JOC Staff | Jan 13, 2010 8:32PM EST
Logistics and transportation operators trying to bring badly needed aid to Haiti are trying to overcome the enormous devastation to infrastructure from the earthquake that has devastated the nation, killing untold thousands of people.
While relief organizations were pulling together food, medicine and other supplies, news reports said air transport would be the only direct way into the capital of Port-au-Prince, where survivors have been left without shelter and face the onset of disease without help.
But news reports depicted a capital city crushed by the earthquake and its aftershocks, with little evidence of coordinated relief efforts or govenrment help, complicating efforts to distribute desperately needed food, water and medicine.
The first oceangoing vessel on the scene, a Coast Guard cutter from Guantanamo Bay, Cuba, reported Wednesday the port at Haiti’s capital had been badly damaged and that many workers had been killed, leaving the site all but unusable.
Regional operator Seaboard Marine said the port’s cranes and piers had been severely damaged.
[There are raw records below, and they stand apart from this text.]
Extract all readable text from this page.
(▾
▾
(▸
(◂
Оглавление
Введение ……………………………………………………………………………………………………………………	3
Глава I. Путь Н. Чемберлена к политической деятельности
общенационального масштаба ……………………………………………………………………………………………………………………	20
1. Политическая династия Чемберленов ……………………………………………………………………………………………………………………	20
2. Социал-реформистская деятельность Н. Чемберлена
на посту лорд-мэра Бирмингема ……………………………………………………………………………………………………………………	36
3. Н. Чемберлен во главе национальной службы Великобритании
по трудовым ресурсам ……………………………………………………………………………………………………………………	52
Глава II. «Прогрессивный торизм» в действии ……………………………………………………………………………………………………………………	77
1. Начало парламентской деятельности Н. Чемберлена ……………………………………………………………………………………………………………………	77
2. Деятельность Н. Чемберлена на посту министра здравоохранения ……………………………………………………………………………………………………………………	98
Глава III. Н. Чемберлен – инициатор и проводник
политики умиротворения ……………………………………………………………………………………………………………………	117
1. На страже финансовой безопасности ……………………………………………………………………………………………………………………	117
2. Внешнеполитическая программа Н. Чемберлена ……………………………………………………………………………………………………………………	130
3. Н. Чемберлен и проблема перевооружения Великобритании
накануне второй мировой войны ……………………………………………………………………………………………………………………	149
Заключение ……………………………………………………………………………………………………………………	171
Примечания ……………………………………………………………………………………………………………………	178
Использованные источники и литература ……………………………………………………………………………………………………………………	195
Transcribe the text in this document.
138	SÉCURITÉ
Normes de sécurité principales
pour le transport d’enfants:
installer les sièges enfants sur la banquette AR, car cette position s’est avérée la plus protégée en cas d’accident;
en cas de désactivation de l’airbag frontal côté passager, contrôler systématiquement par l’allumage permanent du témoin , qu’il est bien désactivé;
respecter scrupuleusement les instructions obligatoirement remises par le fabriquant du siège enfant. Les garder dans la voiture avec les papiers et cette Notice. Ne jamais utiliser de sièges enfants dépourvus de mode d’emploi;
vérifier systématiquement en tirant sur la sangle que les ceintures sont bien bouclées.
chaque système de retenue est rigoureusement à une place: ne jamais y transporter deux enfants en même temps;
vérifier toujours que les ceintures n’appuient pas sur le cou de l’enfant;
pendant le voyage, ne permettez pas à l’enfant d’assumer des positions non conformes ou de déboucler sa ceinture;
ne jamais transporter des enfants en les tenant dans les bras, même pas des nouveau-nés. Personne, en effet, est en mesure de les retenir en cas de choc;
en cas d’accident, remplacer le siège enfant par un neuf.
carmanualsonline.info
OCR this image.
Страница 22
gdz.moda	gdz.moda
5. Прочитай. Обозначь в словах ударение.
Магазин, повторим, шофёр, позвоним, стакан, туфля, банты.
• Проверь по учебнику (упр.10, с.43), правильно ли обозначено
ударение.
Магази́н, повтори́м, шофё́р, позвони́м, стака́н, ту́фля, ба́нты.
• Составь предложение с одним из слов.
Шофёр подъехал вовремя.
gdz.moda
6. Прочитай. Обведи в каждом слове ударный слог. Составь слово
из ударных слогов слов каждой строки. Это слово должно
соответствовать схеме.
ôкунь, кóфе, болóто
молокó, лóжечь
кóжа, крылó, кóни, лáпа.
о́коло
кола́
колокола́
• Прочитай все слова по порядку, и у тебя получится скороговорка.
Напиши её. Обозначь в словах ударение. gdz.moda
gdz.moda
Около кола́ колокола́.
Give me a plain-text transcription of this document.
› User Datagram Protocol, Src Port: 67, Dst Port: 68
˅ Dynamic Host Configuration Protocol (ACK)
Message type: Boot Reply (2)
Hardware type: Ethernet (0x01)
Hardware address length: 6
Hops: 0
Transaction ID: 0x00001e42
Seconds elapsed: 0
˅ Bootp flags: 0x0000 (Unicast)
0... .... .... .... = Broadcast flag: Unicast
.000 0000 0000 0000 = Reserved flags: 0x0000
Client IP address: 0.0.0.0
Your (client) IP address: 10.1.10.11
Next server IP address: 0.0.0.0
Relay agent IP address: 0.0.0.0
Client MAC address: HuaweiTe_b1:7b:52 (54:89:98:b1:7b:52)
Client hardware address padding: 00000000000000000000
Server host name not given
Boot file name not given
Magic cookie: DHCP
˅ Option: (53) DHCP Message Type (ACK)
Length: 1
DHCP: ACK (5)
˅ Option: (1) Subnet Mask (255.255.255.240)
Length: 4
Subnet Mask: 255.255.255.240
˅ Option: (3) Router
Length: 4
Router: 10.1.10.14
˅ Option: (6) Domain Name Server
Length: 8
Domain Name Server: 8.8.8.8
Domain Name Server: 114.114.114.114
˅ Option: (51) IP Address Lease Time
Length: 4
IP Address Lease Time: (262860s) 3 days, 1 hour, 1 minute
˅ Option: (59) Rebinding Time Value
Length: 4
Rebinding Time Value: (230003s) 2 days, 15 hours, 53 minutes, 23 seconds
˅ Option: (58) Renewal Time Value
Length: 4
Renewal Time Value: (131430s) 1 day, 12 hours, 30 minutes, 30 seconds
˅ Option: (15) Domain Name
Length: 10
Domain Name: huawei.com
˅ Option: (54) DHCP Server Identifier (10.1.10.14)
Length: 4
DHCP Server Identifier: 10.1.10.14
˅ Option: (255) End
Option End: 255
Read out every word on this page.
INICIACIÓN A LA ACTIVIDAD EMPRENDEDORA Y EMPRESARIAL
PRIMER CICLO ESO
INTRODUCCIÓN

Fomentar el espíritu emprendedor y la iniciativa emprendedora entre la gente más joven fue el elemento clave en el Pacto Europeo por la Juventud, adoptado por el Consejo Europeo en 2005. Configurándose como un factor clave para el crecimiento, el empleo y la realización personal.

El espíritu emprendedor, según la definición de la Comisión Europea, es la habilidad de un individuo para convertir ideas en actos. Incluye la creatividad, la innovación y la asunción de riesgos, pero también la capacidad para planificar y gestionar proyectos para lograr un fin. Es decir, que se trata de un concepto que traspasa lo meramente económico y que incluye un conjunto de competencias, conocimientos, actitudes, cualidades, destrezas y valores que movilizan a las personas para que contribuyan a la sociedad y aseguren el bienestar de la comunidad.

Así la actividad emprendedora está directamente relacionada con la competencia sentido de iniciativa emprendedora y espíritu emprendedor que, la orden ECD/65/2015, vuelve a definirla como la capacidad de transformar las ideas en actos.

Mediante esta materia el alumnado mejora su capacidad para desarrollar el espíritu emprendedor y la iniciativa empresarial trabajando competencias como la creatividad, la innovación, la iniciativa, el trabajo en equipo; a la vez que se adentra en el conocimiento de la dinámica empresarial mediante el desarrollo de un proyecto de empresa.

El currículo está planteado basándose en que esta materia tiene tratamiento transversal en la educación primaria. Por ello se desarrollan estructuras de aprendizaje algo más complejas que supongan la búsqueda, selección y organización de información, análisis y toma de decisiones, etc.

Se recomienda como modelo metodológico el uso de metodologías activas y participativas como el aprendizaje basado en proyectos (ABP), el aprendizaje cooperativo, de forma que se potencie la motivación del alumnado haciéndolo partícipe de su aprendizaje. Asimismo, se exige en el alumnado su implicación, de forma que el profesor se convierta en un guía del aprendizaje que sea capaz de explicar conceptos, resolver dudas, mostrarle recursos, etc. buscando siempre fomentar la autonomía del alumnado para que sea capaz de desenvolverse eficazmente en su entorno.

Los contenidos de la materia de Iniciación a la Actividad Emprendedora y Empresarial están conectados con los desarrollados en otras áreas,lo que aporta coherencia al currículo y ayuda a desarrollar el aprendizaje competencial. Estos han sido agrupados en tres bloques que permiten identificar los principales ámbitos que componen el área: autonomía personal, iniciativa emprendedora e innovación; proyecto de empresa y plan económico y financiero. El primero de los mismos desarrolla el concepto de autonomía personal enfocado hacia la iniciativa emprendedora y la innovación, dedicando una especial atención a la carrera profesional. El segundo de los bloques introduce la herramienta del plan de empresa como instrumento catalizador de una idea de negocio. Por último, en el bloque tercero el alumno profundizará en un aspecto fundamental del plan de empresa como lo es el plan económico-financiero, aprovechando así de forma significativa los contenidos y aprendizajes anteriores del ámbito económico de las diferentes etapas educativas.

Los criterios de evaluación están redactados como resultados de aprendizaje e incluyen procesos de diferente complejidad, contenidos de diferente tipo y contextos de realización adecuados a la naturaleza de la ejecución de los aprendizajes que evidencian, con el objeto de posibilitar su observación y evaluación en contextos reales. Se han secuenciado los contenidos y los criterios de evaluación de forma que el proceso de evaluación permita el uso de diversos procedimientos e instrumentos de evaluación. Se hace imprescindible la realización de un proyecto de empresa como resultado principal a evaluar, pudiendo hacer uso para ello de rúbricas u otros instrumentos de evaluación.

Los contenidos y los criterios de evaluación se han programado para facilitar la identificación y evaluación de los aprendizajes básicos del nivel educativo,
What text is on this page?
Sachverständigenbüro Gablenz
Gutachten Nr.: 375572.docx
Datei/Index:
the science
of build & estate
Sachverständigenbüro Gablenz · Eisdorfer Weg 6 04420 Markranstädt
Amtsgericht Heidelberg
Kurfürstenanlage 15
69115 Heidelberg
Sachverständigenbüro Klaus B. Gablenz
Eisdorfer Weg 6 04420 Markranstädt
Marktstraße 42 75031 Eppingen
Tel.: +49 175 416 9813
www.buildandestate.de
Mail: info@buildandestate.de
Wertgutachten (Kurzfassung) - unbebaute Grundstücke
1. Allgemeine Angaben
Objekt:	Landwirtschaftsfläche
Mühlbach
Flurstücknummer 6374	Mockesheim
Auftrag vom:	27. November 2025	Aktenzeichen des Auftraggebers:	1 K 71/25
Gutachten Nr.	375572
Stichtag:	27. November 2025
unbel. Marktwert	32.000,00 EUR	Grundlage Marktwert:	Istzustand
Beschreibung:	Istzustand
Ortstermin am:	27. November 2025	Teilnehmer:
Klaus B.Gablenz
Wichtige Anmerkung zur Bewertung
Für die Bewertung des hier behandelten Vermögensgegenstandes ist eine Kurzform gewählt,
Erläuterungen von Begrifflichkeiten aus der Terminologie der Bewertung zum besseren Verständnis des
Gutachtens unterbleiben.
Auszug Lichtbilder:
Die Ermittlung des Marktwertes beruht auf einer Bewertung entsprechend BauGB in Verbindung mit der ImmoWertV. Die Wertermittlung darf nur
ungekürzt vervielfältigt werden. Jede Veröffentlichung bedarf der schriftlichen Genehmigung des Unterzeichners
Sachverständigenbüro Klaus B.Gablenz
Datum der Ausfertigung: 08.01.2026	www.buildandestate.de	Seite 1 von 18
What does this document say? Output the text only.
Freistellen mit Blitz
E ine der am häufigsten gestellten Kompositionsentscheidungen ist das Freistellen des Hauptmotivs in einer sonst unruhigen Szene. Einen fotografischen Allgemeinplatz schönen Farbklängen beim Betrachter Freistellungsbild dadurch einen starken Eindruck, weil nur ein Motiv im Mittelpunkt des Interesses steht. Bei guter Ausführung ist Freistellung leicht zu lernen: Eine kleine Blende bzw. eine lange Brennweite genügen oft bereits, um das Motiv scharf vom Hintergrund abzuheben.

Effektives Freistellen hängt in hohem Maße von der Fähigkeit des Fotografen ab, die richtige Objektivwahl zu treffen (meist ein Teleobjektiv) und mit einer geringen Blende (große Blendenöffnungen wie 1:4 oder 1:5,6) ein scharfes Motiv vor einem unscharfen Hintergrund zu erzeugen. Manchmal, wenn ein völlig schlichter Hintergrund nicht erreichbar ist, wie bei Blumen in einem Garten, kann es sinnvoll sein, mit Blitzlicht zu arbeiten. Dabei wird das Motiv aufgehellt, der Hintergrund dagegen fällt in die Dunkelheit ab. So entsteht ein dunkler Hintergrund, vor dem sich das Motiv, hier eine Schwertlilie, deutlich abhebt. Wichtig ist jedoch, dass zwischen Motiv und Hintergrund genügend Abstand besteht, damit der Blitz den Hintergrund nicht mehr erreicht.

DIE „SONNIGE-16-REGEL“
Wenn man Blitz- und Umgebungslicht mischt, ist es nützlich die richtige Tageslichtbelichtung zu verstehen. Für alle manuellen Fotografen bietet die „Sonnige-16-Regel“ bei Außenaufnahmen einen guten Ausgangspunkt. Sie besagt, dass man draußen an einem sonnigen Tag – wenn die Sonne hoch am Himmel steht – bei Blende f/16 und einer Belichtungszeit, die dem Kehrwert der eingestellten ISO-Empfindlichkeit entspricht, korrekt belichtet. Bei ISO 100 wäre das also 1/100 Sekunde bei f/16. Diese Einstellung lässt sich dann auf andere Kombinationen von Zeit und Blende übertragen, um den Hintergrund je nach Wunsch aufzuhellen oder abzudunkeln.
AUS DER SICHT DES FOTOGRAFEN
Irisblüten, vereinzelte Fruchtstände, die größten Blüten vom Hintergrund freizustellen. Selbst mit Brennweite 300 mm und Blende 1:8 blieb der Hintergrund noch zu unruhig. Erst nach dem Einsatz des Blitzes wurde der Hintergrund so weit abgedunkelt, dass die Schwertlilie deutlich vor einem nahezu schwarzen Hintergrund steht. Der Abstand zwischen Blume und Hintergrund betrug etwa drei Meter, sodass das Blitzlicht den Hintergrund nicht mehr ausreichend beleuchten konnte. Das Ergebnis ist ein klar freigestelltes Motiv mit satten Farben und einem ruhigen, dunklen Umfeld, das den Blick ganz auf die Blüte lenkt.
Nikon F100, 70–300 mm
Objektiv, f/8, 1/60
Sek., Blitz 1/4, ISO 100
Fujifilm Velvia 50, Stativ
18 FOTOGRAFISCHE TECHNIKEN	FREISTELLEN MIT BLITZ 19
Reports said the capital’s main airport still had power and lights, however, allowing emergency flights to get to the country. Only a handful of flights arrived by nightfall Wedneseday, however, and air traffic control systems at the airport did not appeear to be working.
Aid from around the globe will have to use the airport or transport goods to the neighboring Dominican Republic, where they will be driven across the border.
The goods included aid coordinated by the International Red Cross under what the organzation called “a massive international aid operation.”
The Red Cross said logistics would be central to the air effort. Logistics companies established emergency relief networks after the tsunami in Southeast Asia in 2004 and those groups were moving Wednesday to set plans in motion.
“In the wake of Tuesday’s tragic earthquake in Haiti, we are working to identify relief needs together with major humanitarian relief agencies, including the National Voluntary Organizations Active in Disaster, the Federal Emergency Management Administration and the American Red Cross,” said the American Logistics Aid Network, a group of logistics companies set up to coordinate relief efforts.
Commercial operators canceled whatever services they had to Haiti as they tried to move equipment and people to the island for rescue and relief.
Crowley Maritime, which regularly serves Haiti with its liner services, said it was “evaluating how it can best deploy its wide variety of specialized marine assets to deliver humanitarian cargo and assistance to the disaster relief.”
"We are deeply concerned for our colleagues as well as all Haitian citizens affected by this disaster," said Tucker Gilliam, Crowley’s general manager for Dominican Republic/Haiti services.
The crew of the hospital ship the USNS Comfort, meantime, has been preparing to leave from its base in Baltimore, five-day’s sailing distance from Haiti.